Parshu-STT
interactive Demo
Parshu-STT
Parshu-STT – Real-Time Voice Transcription
Parshu-STT is a lightweight, always-on voice transcription tool designed specifically for Windows. It transforms spoken words into text in real-time and automatically pastes the transcription at your cursor position using a global hotkey. Built with production-ready architecture, this tool is used daily for hands-free typing and documentation tasks. The combination of Groq Whisper v3 Turbo for ultra-fast transcription, FFmpeg for audio capture, and PyQt6 for native Windows integration creates a seamless productivity experience. What makes Parshu-STT unique is its workflow-focused design: custom voice commands like "nextline" (inserts newline) and "and" (inserts comma with space) enable natural dictation flow without breaking concentration. Works universally across all applications—text editors, browsers, IDEs, and more.

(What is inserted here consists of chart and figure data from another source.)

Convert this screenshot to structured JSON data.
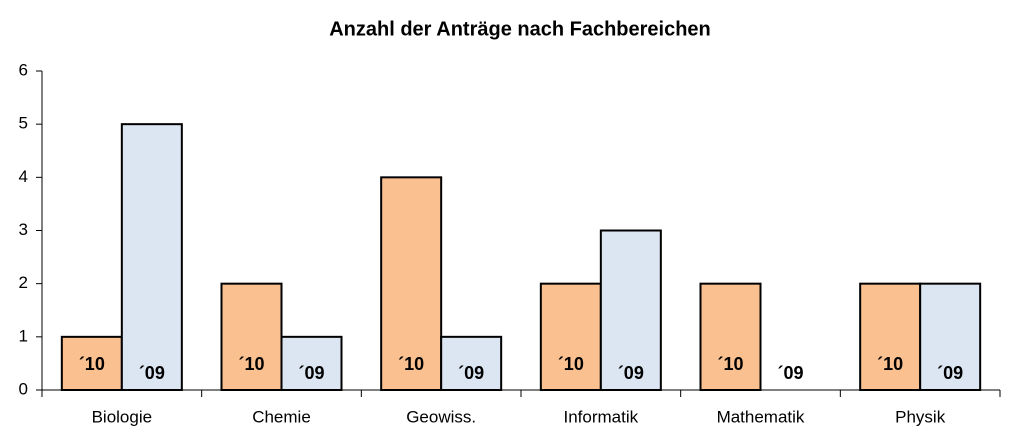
{
  "chart_data": {
    "type": "bar",
    "title": "Anzahl der Anträge nach Fachbereichen",
    "categories": [
      "Biologie",
      "Chemie",
      "Geowiss.",
      "Informatik",
      "Mathematik",
      "Physik"
    ],
    "series": [
      {
        "name": "´10",
        "color": "#fac090",
        "values": [
          1,
          2,
          4,
          2,
          2,
          2
        ]
      },
      {
        "name": "´09",
        "color": "#dce6f2",
        "values": [
          5,
          1,
          1,
          3,
          0,
          2
        ]
      }
    ],
    "ylim": [
      0,
      6
    ],
    "yticks": [
      0,
      1,
      2,
      3,
      4,
      5,
      6
    ],
    "grid": false
  }
}
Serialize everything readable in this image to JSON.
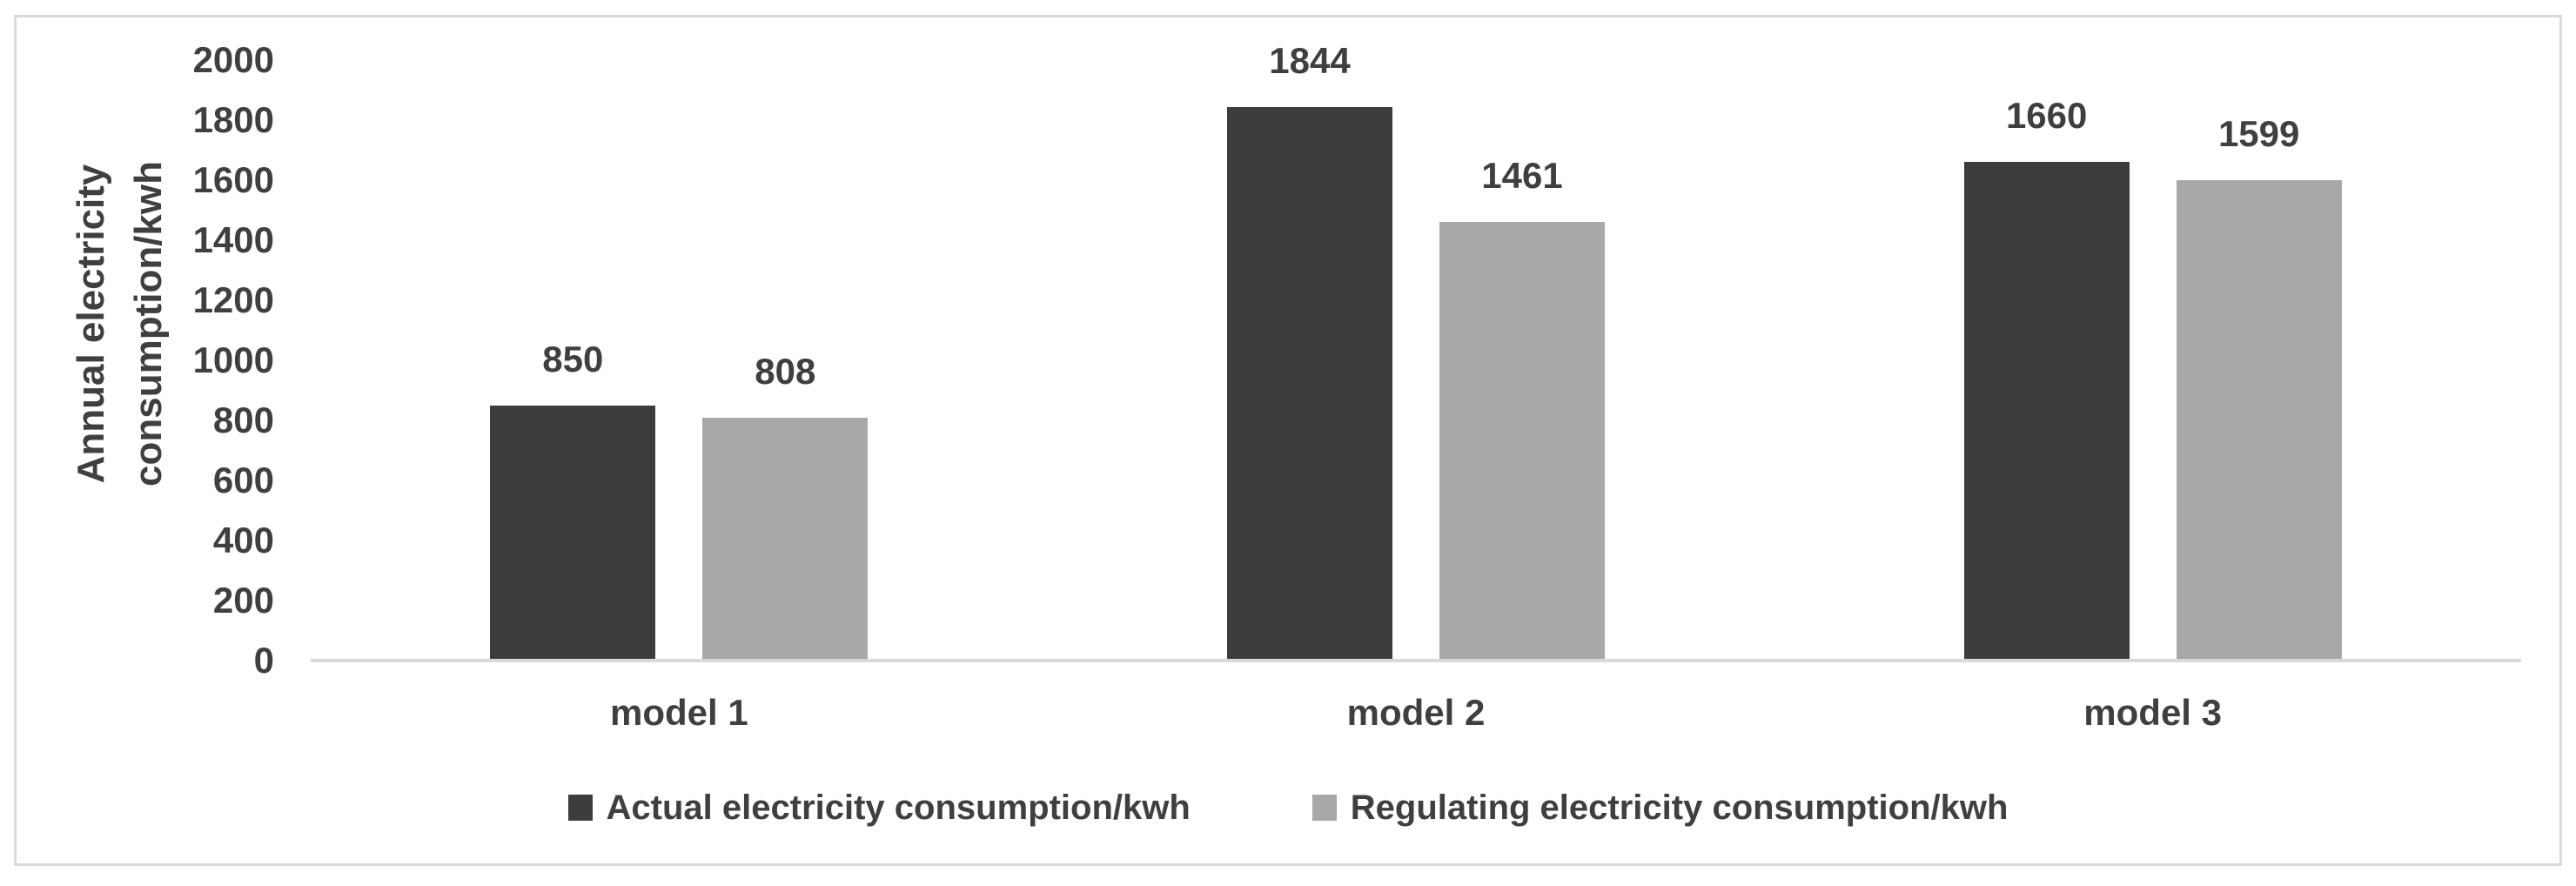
{
  "chart_data": {
    "type": "bar",
    "categories": [
      "model 1",
      "model 2",
      "model 3"
    ],
    "series": [
      {
        "name": "Actual electricity consumption/kwh",
        "color": "#3d3d3d",
        "values": [
          850,
          1844,
          1660
        ]
      },
      {
        "name": "Regulating electricity consumption/kwh",
        "color": "#a8a8a8",
        "values": [
          808,
          1461,
          1599
        ]
      }
    ],
    "title": "",
    "xlabel": "",
    "ylabel_line1": "Annual electricity",
    "ylabel_line2": "consumption/kwh",
    "y_ticks": [
      0,
      200,
      400,
      600,
      800,
      1000,
      1200,
      1400,
      1600,
      1800,
      2000
    ],
    "ylim": [
      0,
      2000
    ],
    "grid": false,
    "data_labels": true,
    "legend_position": "bottom"
  },
  "colors": {
    "frame_border": "#d9d9d9",
    "axis_line": "#d9d9d9",
    "text": "#3f3f3f",
    "background": "#ffffff"
  }
}
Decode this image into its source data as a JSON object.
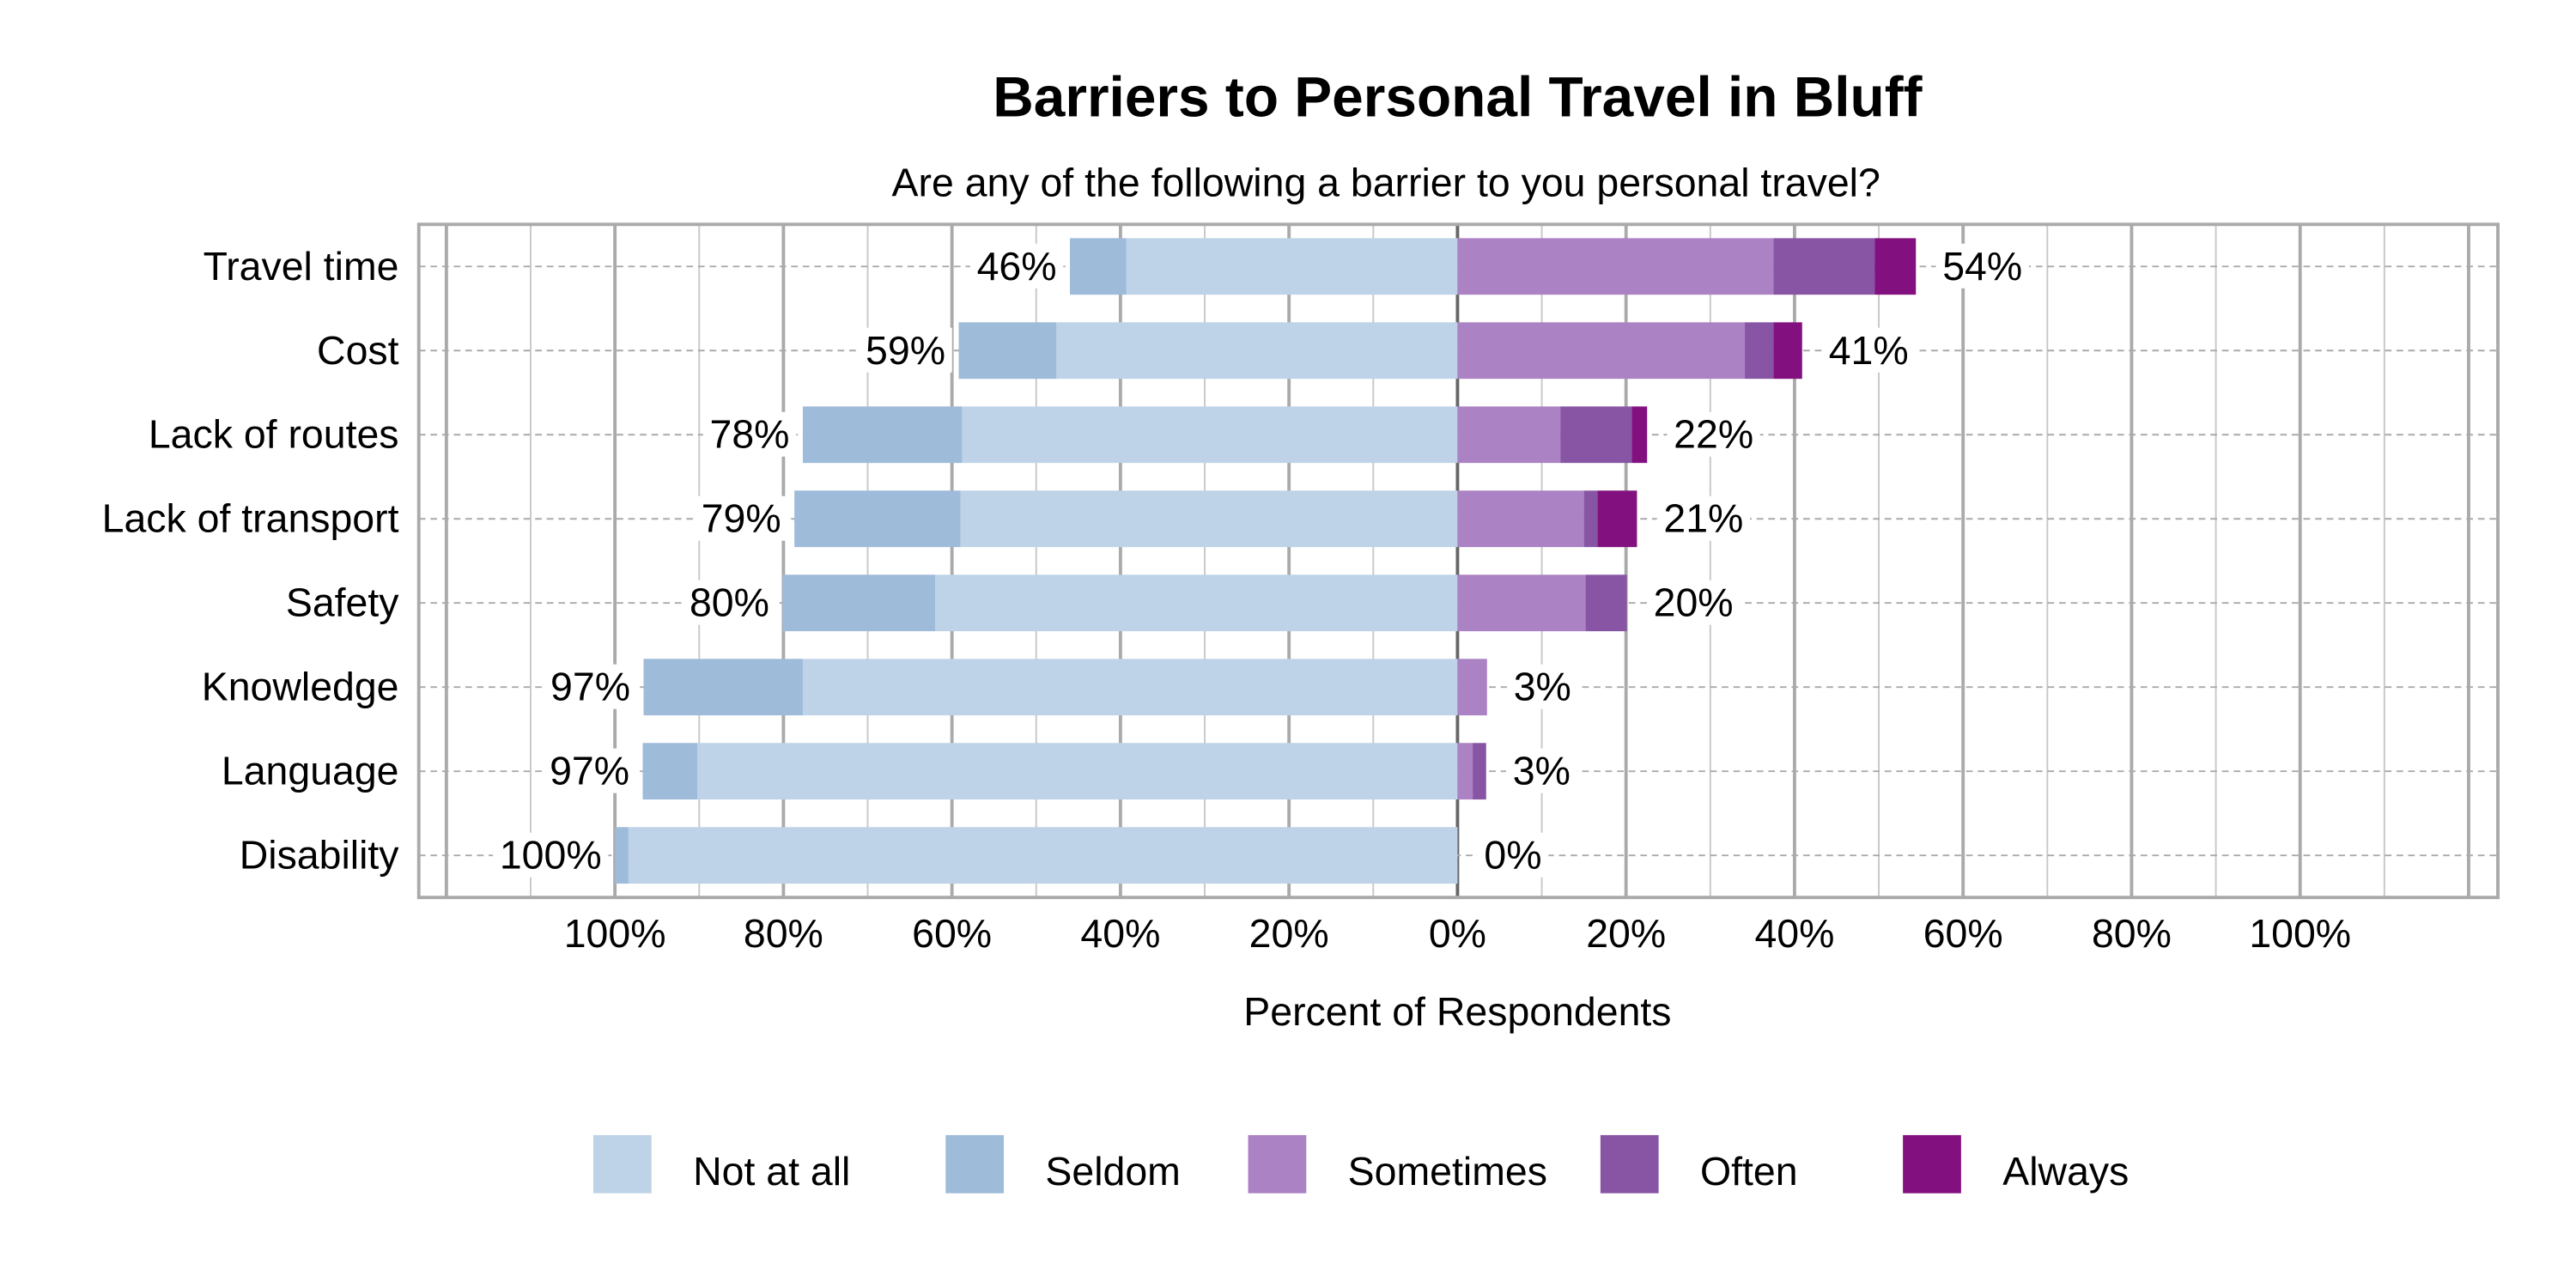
{
  "chart_data": {
    "type": "bar",
    "orientation": "horizontal",
    "stacked": "diverging",
    "title": "Barriers to Personal Travel in Bluff",
    "subtitle": "Are any of the following a barrier to you personal travel?",
    "xlabel": "Percent of Respondents",
    "xlim": [
      -123,
      123
    ],
    "xticks": [
      -100,
      -80,
      -60,
      -40,
      -20,
      0,
      20,
      40,
      60,
      80,
      100
    ],
    "xtick_labels": [
      "100%",
      "80%",
      "60%",
      "40%",
      "20%",
      "0%",
      "20%",
      "40%",
      "60%",
      "80%",
      "100%"
    ],
    "grid": true,
    "legend_position": "bottom",
    "categories": [
      "Travel time",
      "Cost",
      "Lack of routes",
      "Lack of transport",
      "Safety",
      "Knowledge",
      "Language",
      "Disability"
    ],
    "series": [
      {
        "name": "Not at all",
        "side": "left",
        "color": "#bed3e7",
        "values": [
          39.3,
          47.6,
          58.8,
          59.0,
          62.0,
          77.7,
          90.2,
          98.4
        ]
      },
      {
        "name": "Seldom",
        "side": "left",
        "color": "#9ebbd9",
        "values": [
          6.7,
          11.6,
          18.9,
          19.7,
          18.1,
          18.9,
          6.5,
          1.6
        ]
      },
      {
        "name": "Sometimes",
        "side": "right",
        "color": "#ab82c3",
        "values": [
          37.5,
          34.1,
          12.2,
          15.0,
          15.2,
          3.5,
          1.8,
          0
        ]
      },
      {
        "name": "Often",
        "side": "right",
        "color": "#8855a5",
        "values": [
          12.0,
          3.4,
          8.5,
          1.6,
          4.9,
          0,
          1.6,
          0
        ]
      },
      {
        "name": "Always",
        "side": "right",
        "color": "#82117f",
        "values": [
          4.9,
          3.4,
          1.8,
          4.7,
          0,
          0,
          0,
          0
        ]
      }
    ],
    "left_labels": [
      "46%",
      "59%",
      "78%",
      "79%",
      "80%",
      "97%",
      "97%",
      "100%"
    ],
    "right_labels": [
      "54%",
      "41%",
      "22%",
      "21%",
      "20%",
      "3%",
      "3%",
      "0%"
    ]
  }
}
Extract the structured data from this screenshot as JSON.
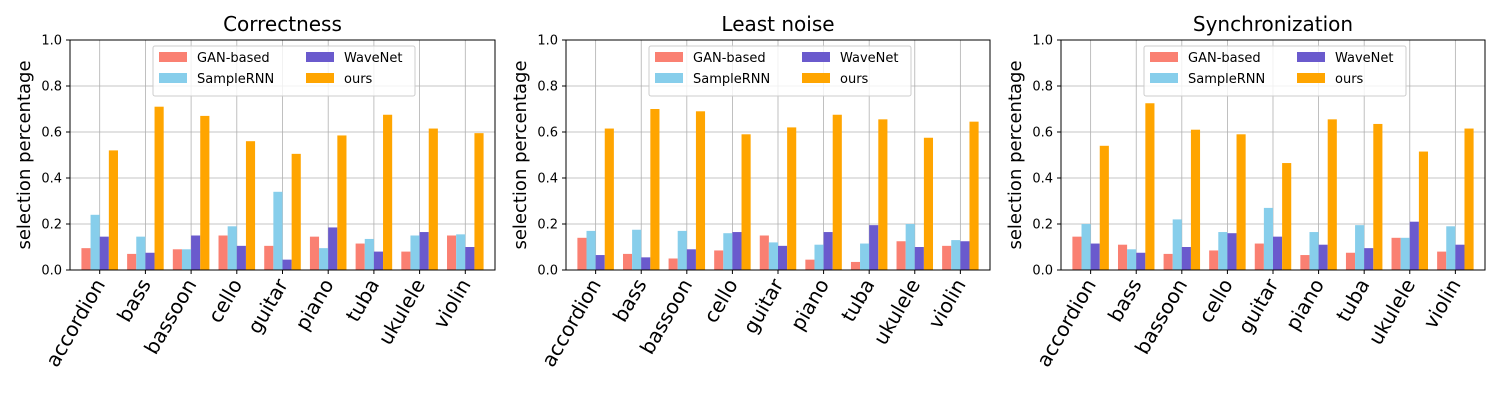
{
  "chart_data": [
    {
      "type": "bar",
      "title": "Correctness",
      "xlabel": "",
      "ylabel": "selection percentage",
      "ylim": [
        0,
        1.0
      ],
      "yticks": [
        "0.0",
        "0.2",
        "0.4",
        "0.6",
        "0.8",
        "1.0"
      ],
      "grid": true,
      "legend_position": "top-center",
      "categories": [
        "accordion",
        "bass",
        "bassoon",
        "cello",
        "guitar",
        "piano",
        "tuba",
        "ukulele",
        "violin"
      ],
      "series": [
        {
          "name": "GAN-based",
          "color": "#fa8072",
          "values": [
            0.095,
            0.07,
            0.09,
            0.15,
            0.105,
            0.145,
            0.115,
            0.08,
            0.15
          ]
        },
        {
          "name": "SampleRNN",
          "color": "#87ceeb",
          "values": [
            0.24,
            0.145,
            0.09,
            0.19,
            0.34,
            0.095,
            0.135,
            0.15,
            0.155
          ]
        },
        {
          "name": "WaveNet",
          "color": "#6a5acd",
          "values": [
            0.145,
            0.075,
            0.15,
            0.105,
            0.045,
            0.185,
            0.08,
            0.165,
            0.1
          ]
        },
        {
          "name": "ours",
          "color": "#ffa500",
          "values": [
            0.52,
            0.71,
            0.67,
            0.56,
            0.505,
            0.585,
            0.675,
            0.615,
            0.595
          ]
        }
      ]
    },
    {
      "type": "bar",
      "title": "Least noise",
      "xlabel": "",
      "ylabel": "selection percentage",
      "ylim": [
        0,
        1.0
      ],
      "yticks": [
        "0.0",
        "0.2",
        "0.4",
        "0.6",
        "0.8",
        "1.0"
      ],
      "grid": true,
      "legend_position": "top-center",
      "categories": [
        "accordion",
        "bass",
        "bassoon",
        "cello",
        "guitar",
        "piano",
        "tuba",
        "ukulele",
        "violin"
      ],
      "series": [
        {
          "name": "GAN-based",
          "color": "#fa8072",
          "values": [
            0.14,
            0.07,
            0.05,
            0.085,
            0.15,
            0.045,
            0.035,
            0.125,
            0.105
          ]
        },
        {
          "name": "SampleRNN",
          "color": "#87ceeb",
          "values": [
            0.17,
            0.175,
            0.17,
            0.16,
            0.12,
            0.11,
            0.115,
            0.2,
            0.13
          ]
        },
        {
          "name": "WaveNet",
          "color": "#6a5acd",
          "values": [
            0.065,
            0.055,
            0.09,
            0.165,
            0.105,
            0.165,
            0.195,
            0.1,
            0.125
          ]
        },
        {
          "name": "ours",
          "color": "#ffa500",
          "values": [
            0.615,
            0.7,
            0.69,
            0.59,
            0.62,
            0.675,
            0.655,
            0.575,
            0.645
          ]
        }
      ]
    },
    {
      "type": "bar",
      "title": "Synchronization",
      "xlabel": "",
      "ylabel": "selection percentage",
      "ylim": [
        0,
        1.0
      ],
      "yticks": [
        "0.0",
        "0.2",
        "0.4",
        "0.6",
        "0.8",
        "1.0"
      ],
      "grid": true,
      "legend_position": "top-center",
      "categories": [
        "accordion",
        "bass",
        "bassoon",
        "cello",
        "guitar",
        "piano",
        "tuba",
        "ukulele",
        "violin"
      ],
      "series": [
        {
          "name": "GAN-based",
          "color": "#fa8072",
          "values": [
            0.145,
            0.11,
            0.07,
            0.085,
            0.115,
            0.065,
            0.075,
            0.14,
            0.08
          ]
        },
        {
          "name": "SampleRNN",
          "color": "#87ceeb",
          "values": [
            0.2,
            0.09,
            0.22,
            0.165,
            0.27,
            0.165,
            0.195,
            0.14,
            0.19
          ]
        },
        {
          "name": "WaveNet",
          "color": "#6a5acd",
          "values": [
            0.115,
            0.075,
            0.1,
            0.16,
            0.145,
            0.11,
            0.095,
            0.21,
            0.11
          ]
        },
        {
          "name": "ours",
          "color": "#ffa500",
          "values": [
            0.54,
            0.725,
            0.61,
            0.59,
            0.465,
            0.655,
            0.635,
            0.515,
            0.615
          ]
        }
      ]
    }
  ]
}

1. Activation: User presses global hotkey (Ctrl+Shift+V) from any application to activate recording. 2. Audio Capture: FFmpeg begins capturing real-time audio from the default microphone at 16kHz sample rate optimized for Whisper. 3. Recording Indicator: Visual notification shows recording status while user speaks. 4. Streaming to API: Audio is buffered and sent to Groq's Whisper v3 Turbo API for low-latency transcription. 5. Real-Time Transcription: Groq API returns transcribed text within 1-2 seconds with automatic punctuation and formatting. 6. Command Processing: Special keywords ("nextline", "and") are replaced with their corresponding characters. 7. Auto-Paste: Transcribed text is automatically pasted at the current cursor position using clipboard simulation. 8. Ready State: System returns to idle state, ready for next dictation session.